There are no guidelines regarding who should be considered for invasive treatments. Interventions range from surgical sinus node exclusion to sinus or AV node radiofrequency catheter ablation, which typically is followed by permanent pacemaker implantation and, in recent years, radiofrequency sinus node modification.[17]

Several trials have described sinus node modification or ablation. Primary success rates are generally good, however, there is a high rate of symptom recurrence and significant complication rates. These complications include the need for permanent pacing, transient superior vena cava syndrome, and temporary or permanent paralysis of the phrenic nerve. Furthermore, sinus node modification or ablation may not alleviate all symptoms. There is also no consensus on the best approach, which includes modifications or ablation, open chest versus conventional intravascular access, and mapping methods. Finally, there has been no evidence of symptomatic improvement over time.[18]

Outlook

IST is generally benign. One possible reason for a favourable prognosis is that, while IST patients have faster heart rates, their heart rate slows slightly during sleep as well as during various diurnal patterns. Long-term consequences are few, but published studies are small, follow-up is limited, and populations are varied. Although there have been isolated reports, IST is rarely associated with tachycardia-induced cardiomyopathy.[2] Symptoms may last for years but tend not to progress and may eventually fade away.[19]

Epidemiology

Inappropriate sinus tachycardia, defined as 24-hour average HR > 90 bpm and HR > 100 bpm in a supine or sitting position, has a prevalence of 1.16% in the general population.[20] The epidemiology of Inappropriate sinus tachycardia is not well understood. IST can occur at any age, but it is most common in adolescents and young adults.[3] Inappropriate sinus tachycardia was previously thought to be a rare condition affecting young women, with health professionals being overrepresented.
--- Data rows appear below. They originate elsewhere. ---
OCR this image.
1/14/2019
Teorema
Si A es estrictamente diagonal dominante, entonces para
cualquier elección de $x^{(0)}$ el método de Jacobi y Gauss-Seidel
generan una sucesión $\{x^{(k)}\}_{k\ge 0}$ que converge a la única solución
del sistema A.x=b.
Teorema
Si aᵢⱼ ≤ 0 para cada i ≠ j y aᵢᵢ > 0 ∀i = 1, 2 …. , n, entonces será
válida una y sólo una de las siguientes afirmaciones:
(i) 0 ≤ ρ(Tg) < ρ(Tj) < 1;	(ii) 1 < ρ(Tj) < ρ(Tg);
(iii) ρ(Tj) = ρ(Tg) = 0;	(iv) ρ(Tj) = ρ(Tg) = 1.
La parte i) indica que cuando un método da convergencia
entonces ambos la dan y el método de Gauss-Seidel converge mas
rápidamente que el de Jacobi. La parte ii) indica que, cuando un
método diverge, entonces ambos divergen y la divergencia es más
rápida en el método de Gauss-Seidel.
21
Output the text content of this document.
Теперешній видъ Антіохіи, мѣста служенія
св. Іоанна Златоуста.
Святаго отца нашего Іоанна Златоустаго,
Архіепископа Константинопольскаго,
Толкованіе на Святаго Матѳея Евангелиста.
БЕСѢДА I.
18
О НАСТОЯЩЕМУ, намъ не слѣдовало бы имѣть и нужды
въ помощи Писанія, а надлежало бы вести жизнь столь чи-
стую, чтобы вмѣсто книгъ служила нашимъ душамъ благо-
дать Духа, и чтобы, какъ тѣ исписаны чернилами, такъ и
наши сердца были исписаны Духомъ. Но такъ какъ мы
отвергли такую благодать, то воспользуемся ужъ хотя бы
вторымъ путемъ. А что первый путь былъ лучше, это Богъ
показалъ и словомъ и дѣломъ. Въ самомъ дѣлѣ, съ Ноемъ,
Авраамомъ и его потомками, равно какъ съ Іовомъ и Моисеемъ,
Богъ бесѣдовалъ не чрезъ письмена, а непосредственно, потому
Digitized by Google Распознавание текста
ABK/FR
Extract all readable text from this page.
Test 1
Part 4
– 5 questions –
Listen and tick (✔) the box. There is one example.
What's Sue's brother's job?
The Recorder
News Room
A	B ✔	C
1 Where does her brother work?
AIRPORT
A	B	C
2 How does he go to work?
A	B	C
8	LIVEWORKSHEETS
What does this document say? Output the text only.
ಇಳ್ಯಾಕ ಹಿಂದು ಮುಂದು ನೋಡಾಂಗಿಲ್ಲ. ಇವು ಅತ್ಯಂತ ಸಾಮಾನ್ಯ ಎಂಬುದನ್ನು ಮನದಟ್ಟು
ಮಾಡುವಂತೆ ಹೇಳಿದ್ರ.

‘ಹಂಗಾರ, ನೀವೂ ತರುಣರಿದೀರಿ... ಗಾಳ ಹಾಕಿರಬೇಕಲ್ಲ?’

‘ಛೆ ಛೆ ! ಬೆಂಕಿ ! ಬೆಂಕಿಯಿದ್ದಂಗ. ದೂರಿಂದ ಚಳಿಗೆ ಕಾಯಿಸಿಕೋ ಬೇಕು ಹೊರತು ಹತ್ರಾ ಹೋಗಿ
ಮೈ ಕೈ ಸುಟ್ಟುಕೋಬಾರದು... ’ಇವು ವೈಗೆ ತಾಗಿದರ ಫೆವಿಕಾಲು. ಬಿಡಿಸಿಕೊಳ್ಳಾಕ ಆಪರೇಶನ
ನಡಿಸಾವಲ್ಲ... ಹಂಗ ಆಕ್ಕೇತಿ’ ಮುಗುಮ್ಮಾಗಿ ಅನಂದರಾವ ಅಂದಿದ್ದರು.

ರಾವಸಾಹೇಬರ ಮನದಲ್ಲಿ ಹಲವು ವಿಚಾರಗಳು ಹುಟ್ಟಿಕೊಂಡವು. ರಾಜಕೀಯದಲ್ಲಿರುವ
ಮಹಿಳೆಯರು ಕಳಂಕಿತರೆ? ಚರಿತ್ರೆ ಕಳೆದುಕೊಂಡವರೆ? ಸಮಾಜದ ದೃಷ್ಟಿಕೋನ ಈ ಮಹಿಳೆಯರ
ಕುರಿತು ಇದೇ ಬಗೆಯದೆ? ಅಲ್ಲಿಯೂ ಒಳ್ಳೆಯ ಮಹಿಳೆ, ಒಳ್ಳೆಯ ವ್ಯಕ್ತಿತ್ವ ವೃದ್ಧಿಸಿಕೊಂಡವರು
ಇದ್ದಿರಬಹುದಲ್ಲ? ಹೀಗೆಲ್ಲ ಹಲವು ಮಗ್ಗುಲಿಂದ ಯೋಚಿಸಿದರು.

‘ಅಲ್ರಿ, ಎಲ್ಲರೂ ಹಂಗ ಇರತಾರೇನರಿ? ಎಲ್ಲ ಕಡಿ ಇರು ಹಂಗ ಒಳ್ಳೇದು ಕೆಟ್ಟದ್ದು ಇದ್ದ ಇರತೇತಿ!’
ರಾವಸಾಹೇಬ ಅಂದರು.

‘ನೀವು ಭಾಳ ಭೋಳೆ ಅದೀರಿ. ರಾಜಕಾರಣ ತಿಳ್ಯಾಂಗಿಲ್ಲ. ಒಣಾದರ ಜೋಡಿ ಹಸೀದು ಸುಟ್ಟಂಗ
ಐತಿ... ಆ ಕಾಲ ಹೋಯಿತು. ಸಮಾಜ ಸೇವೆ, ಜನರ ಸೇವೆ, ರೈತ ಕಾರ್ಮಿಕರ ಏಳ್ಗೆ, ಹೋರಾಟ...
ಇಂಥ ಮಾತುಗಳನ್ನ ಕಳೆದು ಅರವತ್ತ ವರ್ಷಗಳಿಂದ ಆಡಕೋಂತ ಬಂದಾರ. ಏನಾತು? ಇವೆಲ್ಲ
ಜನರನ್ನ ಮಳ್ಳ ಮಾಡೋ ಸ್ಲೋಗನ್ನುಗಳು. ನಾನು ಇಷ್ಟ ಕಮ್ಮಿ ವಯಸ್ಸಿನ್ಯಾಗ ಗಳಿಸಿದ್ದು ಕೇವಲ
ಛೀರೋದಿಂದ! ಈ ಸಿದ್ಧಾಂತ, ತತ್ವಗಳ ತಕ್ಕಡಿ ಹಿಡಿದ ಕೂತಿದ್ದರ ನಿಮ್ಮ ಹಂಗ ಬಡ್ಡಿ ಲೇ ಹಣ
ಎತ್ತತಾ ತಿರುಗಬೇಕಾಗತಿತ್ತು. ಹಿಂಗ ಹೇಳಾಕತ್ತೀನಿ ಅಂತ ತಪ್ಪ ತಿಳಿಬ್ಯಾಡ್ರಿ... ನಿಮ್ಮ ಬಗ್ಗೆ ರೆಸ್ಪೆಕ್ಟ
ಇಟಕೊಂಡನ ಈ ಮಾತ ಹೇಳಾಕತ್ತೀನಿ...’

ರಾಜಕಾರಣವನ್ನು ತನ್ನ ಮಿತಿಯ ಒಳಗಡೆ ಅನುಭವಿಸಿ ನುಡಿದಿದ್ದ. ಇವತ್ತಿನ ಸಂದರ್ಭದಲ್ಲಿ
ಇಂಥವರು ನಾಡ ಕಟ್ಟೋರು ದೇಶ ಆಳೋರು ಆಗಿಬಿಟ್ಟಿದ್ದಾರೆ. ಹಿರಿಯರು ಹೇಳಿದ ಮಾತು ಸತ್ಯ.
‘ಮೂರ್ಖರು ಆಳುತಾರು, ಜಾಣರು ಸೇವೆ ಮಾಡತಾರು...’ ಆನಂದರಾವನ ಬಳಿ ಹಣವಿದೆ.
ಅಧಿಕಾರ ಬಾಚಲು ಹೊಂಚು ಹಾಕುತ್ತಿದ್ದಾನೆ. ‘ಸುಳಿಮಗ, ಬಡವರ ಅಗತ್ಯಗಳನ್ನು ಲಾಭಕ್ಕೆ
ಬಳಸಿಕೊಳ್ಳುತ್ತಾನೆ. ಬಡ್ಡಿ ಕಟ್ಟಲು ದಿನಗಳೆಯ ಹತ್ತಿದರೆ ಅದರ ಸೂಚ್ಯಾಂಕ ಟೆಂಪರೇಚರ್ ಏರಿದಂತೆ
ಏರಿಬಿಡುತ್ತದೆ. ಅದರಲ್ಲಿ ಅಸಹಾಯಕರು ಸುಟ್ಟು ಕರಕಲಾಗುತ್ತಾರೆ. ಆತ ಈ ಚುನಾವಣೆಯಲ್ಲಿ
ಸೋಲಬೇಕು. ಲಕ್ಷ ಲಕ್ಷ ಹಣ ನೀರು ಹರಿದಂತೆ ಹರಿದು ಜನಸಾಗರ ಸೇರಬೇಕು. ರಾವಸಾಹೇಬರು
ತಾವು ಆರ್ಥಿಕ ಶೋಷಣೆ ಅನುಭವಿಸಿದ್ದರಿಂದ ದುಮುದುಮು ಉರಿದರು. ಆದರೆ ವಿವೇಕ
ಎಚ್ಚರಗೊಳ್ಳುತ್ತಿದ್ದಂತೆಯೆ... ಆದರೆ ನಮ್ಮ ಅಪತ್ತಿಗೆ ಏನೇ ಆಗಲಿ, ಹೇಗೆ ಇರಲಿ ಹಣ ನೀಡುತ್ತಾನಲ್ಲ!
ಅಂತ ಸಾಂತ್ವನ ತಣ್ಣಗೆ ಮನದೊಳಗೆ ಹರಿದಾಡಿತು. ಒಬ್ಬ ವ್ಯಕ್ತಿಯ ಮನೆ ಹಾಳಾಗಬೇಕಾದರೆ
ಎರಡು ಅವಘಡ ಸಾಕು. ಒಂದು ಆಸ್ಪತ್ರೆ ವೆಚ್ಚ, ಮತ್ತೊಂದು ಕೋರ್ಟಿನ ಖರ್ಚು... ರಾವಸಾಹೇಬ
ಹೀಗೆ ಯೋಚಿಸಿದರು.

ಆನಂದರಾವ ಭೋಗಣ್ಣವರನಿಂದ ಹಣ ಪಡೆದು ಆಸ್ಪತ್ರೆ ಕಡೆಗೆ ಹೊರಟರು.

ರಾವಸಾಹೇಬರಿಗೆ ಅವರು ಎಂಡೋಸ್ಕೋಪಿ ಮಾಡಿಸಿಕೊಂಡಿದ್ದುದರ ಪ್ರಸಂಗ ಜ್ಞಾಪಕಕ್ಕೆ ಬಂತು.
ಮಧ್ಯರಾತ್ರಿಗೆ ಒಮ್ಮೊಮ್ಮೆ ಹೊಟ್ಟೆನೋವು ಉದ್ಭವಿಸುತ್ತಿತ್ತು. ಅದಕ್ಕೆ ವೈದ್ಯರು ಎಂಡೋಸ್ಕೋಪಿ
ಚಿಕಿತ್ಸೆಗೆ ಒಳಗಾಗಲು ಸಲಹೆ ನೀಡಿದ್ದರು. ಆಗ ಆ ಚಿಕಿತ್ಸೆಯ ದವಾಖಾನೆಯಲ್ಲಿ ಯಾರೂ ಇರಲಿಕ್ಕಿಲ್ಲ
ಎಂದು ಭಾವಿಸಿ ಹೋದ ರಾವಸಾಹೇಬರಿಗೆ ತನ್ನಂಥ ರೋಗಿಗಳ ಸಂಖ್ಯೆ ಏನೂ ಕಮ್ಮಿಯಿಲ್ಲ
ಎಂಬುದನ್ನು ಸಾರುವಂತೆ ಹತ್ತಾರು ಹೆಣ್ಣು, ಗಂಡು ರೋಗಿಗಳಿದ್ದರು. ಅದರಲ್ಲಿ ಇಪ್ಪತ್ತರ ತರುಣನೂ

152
This characterization may better define the group of IST patients who are most symptomatic and/or likely to seek medical attention, as opposed to the entire cohort of Inappropriate sinus tachycardia patients.[19]

In IST, the most common comorbidities are psychiatric, including a history of depression in 25.6% as well as anxiety in 24.6%. Higher rates of diabetes mellitus, hypertension, and hypothyroidism have been identified in those with IST, though lower rates of hyperthyroidism have been observed. 28.2% of patients reported an event or physical condition preceding the onset of IST symptoms. Pregnancy was the most common identifiable initiating factor in IST patients (7.9%).[21]